Both Ms Kember and Professor Holmes said a lack of a long-term plan for the country’s energy grid, particularly the lack of a market mechanism such as an emissions trading scheme to complement renewable energy targets, meant there was a lack of incentive for change.
“If you want to blame, I would blame all governments, state and federal, for the last five years at least because there hasn’t been an orderly, considered policy of where are we going, what is our alternative, how are we going to change,” Professor Holmes said.
‘Stop finger pointing and get on with it’
Friday’s Senate inquiry into electricity was also told by Energy Networks Australia, the peak industry body, that the political “finger pointing and uncertainty” over blackouts must stop so all governments can agree on a national “road map” to cut carbon emissions and provide affordable, reliable power.
Energy Networks Australia chief John Bradley said the existing COAG energy council does not work effectively and Australia’s electricity transmitters, distributors and gas companies are keenly awaiting the findings of an independent review to improve the “fragmented” system.

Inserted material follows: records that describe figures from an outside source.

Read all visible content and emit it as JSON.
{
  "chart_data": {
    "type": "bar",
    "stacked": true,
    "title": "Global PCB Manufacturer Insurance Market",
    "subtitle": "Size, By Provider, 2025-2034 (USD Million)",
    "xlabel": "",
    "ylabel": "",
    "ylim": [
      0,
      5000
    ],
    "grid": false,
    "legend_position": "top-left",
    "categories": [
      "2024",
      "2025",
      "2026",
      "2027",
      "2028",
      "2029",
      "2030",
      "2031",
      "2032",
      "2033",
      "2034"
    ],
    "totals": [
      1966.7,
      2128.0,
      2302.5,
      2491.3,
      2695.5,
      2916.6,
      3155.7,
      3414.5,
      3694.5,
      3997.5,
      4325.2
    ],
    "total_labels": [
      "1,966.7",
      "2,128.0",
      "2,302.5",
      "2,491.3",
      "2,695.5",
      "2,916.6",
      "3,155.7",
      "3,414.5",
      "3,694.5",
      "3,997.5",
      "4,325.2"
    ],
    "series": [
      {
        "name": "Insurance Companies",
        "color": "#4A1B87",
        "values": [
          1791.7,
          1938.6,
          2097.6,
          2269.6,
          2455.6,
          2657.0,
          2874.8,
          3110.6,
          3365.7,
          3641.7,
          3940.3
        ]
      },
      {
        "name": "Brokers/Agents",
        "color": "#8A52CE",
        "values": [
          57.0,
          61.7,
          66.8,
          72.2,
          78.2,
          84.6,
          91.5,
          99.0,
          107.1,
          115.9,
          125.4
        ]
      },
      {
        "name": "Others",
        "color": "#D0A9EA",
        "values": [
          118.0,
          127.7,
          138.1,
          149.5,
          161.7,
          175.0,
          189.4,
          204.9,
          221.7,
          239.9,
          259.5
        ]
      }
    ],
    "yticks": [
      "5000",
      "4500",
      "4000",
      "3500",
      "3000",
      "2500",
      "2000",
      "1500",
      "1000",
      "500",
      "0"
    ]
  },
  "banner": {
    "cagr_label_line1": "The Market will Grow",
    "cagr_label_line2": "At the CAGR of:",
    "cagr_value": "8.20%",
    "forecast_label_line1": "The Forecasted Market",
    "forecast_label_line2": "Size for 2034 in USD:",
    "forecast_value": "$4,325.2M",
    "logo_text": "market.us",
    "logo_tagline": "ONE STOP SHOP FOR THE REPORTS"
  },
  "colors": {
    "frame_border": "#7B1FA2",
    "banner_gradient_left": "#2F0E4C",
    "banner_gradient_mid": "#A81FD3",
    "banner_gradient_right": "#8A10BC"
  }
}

Asked about the South Australian blackouts, Mr Bradley told the Senate inquiry no one should rush to judgment on who was to blame.
“Blaming any party within two days of an event rather than a sober analysis of what happened is part of the problem.”
However, the SA electricity system should be reviewed to see if there are any ways to fix existing processes and better deal with extreme weather events, he said.
In its written submission, Energy Networks Australia called for a trading scheme for electricity generator emissions and incentives to move towards demand-based tariffs.
The ‘myth’ of clean coal
The federal government’s push to promote ‘clean coal’ technology, which includes carbon capture and storage (CCS), has also been criticised as being neither scientifically nor economically viable.
One of the main problems with CCS is that it would require additional coal to be burnt just to produce the required energy to capture the carbon emitted.
Dr Roger Dargaville, deputy director of the Melbourne Energy Institute, said energy companies do not see CCS or coal as viable investments.
“From our modelling work … carbon capture and storage is not cost effective compared to combinations of wind, solar, hydro and concentrating solar thermal,” he told The New Daily.
“No one’s going to build any new coal-fired power stations in Australia.”